Machine-learning models based on biological ligand theory and quantitative ion character-activity relationship for predicting metal plant toxicity

Accurate prediction of metal phytotoxicity in soil-plant systems remains challenging, due to dynamic interactions between metal speciation, environmental variables and species-specific responses. To address this, this study incorporates mechanistic principles from the biotic ligand model (BLM) and quantitative ion character-activity relationship (QICAR) to construct a features-informed machine-learning framework (ML_BLM–QICAR) for predicting cross-species metal toxicity in heterogeneous soil conditions. Analyzing 2075 standardized experimental records spanning seven metals, five plants, and key environmental parameters (pH, competitive cations), twelve algorithms were evaluated. Of these, CatBoost demonstrated optimal performance (R² = 0.959, MSE = 0.176). Feature importance analysis of environmental factors, elemental characteristics and plant species revealed that metal additive amount (AMA, importance value: 0.745), pH and Mg²⁺/Ca²⁺ concentrations served as core driving factors. Notably, pH exhibited significant interaction networks with 19 other features.

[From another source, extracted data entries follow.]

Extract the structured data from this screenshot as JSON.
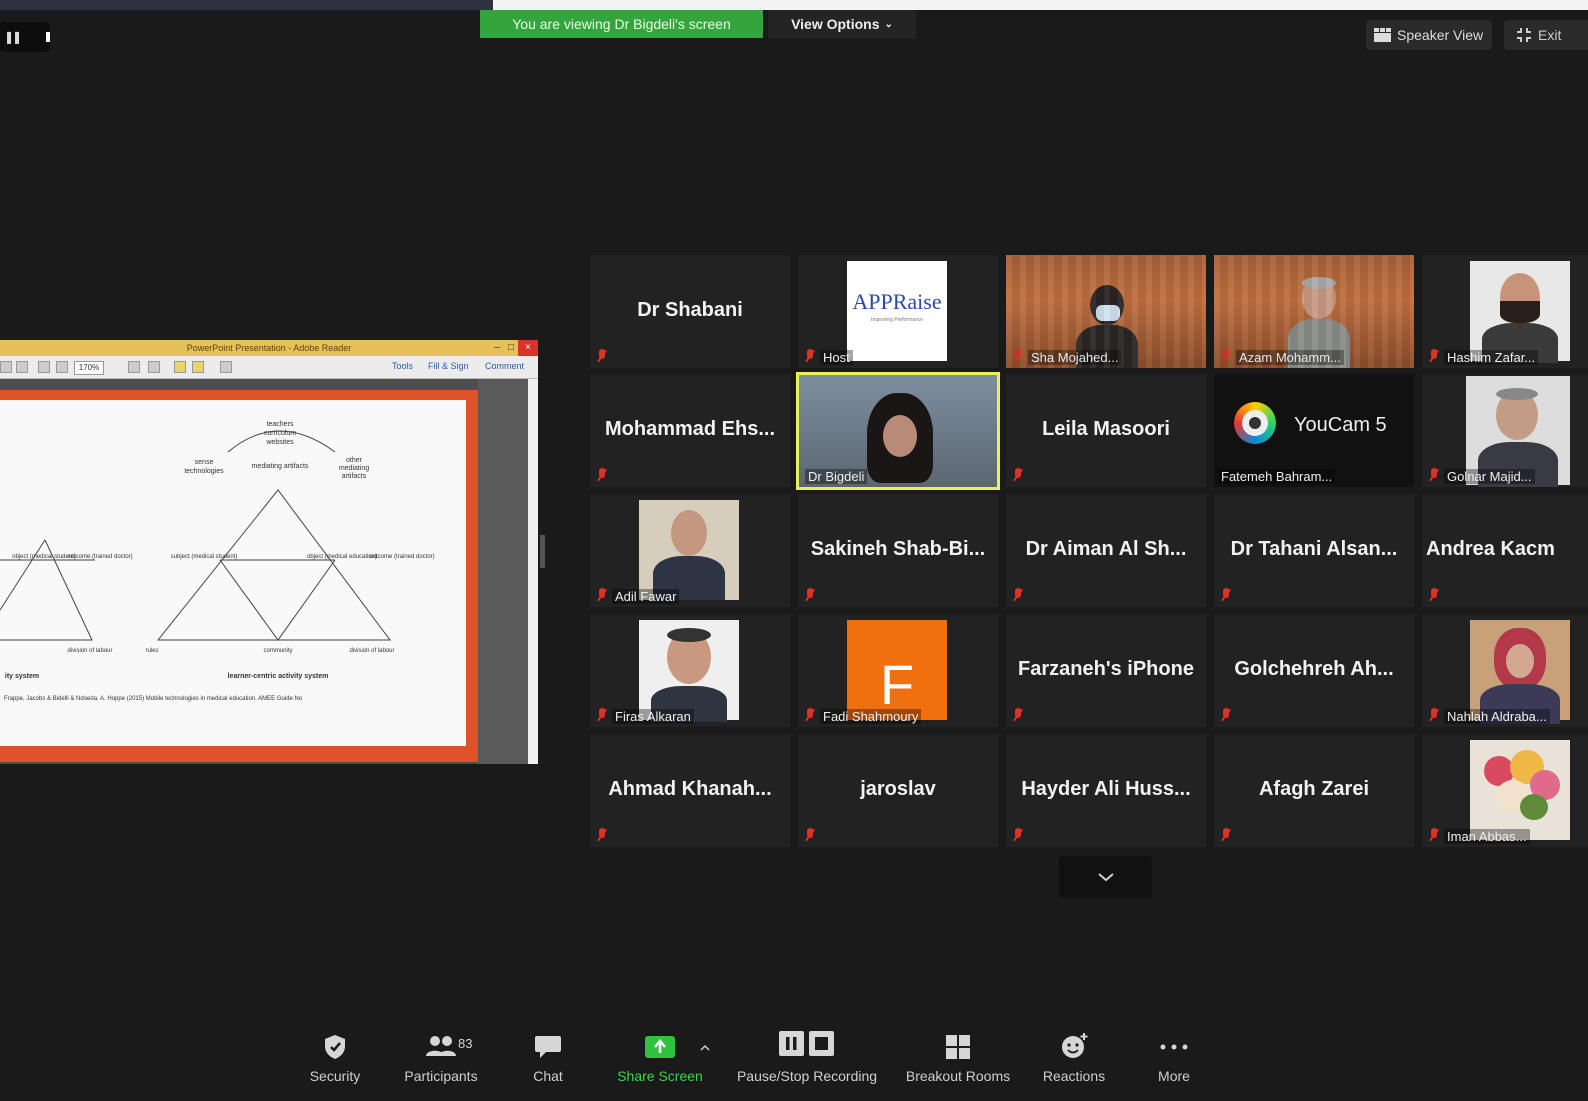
{
  "banner": {
    "viewing_text": "You are viewing Dr Bigdeli's screen",
    "view_options": "View Options",
    "view_options_icon": "chevron-down-icon"
  },
  "top_right": {
    "speaker_view": "Speaker View",
    "exit": "Exit"
  },
  "shared_screen": {
    "title": "PowerPoint Presentation - Adobe Reader",
    "toolbar_tabs": [
      "Tools",
      "Fill & Sign",
      "Comment"
    ],
    "zoom": "170%",
    "slide": {
      "top_labels": [
        "teachers",
        "curriculum",
        "websites"
      ],
      "mediating_label": "mediating artifacts",
      "left_labels": [
        "sense",
        "technologies"
      ],
      "right_labels": [
        "other",
        "mediating",
        "artifacts"
      ],
      "left_triangle": {
        "object": "object (medical student)",
        "outcome": "outcome (trained doctor)",
        "bottom": "division of labour"
      },
      "right_triangle": {
        "subject": "subject (medical student)",
        "object": "object (medical education)",
        "outcome": "outcome (trained doctor)",
        "rules": "rules",
        "community": "community",
        "division": "division of labour"
      },
      "left_caption": "ity system",
      "right_caption": "learner-centric activity system",
      "footer": "Frappe, Jacobs & Bidelli & Ndoeda. A. Hoppe (2015) Mobile technologies in medical education. AMEE Guide No"
    }
  },
  "participants": [
    {
      "name": "Dr Shabani",
      "type": "name"
    },
    {
      "name": "Host",
      "type": "logo",
      "logo_text": "APPRaise",
      "logo_sub": "Improving Performance"
    },
    {
      "name": "Sha Mojahed...",
      "type": "photo"
    },
    {
      "name": "Azam Mohamm...",
      "type": "photo"
    },
    {
      "name": "Hashim Zafar...",
      "type": "photo"
    },
    {
      "name": "Mohammad  Ehs...",
      "type": "name"
    },
    {
      "name": "Dr Bigdeli",
      "type": "photo",
      "active": true
    },
    {
      "name": "Leila Masoori",
      "type": "name"
    },
    {
      "name": "Fatemeh Bahram...",
      "type": "logo",
      "logo_text": "YouCam 5"
    },
    {
      "name": "Golnar Majid...",
      "type": "photo"
    },
    {
      "name": "Adil Fawar",
      "type": "photo"
    },
    {
      "name": "Sakineh  Shab-Bi...",
      "type": "name"
    },
    {
      "name": "Dr  Aiman  Al  Sh...",
      "type": "name"
    },
    {
      "name": "Dr  Tahani  Alsan...",
      "type": "name"
    },
    {
      "name": "Andrea  Kacm",
      "type": "name"
    },
    {
      "name": "Firas Alkaran",
      "type": "photo"
    },
    {
      "name": "Fadi Shahmoury",
      "type": "letter",
      "letter": "F"
    },
    {
      "name": "Farzaneh's iPhone",
      "type": "name"
    },
    {
      "name": "Golchehreh  Ah...",
      "type": "name"
    },
    {
      "name": "Nahlah Aldraba...",
      "type": "photo"
    },
    {
      "name": "Ahmad  Khanah...",
      "type": "name"
    },
    {
      "name": "jaroslav",
      "type": "name"
    },
    {
      "name": "Hayder  Ali  Huss...",
      "type": "name"
    },
    {
      "name": "Afagh Zarei",
      "type": "name"
    },
    {
      "name": "Iman Abbas...",
      "type": "photo"
    }
  ],
  "toolbar": {
    "security": "Security",
    "participants": "Participants",
    "participants_count": "83",
    "chat": "Chat",
    "share_screen": "Share Screen",
    "recording": "Pause/Stop Recording",
    "breakout": "Breakout Rooms",
    "reactions": "Reactions",
    "more": "More"
  },
  "colors": {
    "share_green": "#3ad64a",
    "active_speaker": "#e8f15a",
    "muted_red": "#d9332a",
    "banner_green": "#34a53c"
  }
}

The proposed machine-learning (ML) model enables three-dimensional analysis of toxicity-influencing factors, outperforming traditional BLM and QICAR approaches. Application of this model further predicted toxicity thresholds (EC₁₀ = 7.493–1635.038 μM) for Co, Sb and the rare earth element Ce in four typical soil scenarios, with extreme values differing by as much as 218-fold. Additionally, the model validated the competitive adsorption mechanism of toxicity inhibition for Ce (R² = 0.924). This hybrid approach synergizes mechanistic theory with data-driven modeling, providing a transformative tool for rapid metal risk assessment and precision soil management in contaminated ecosystems worldwide.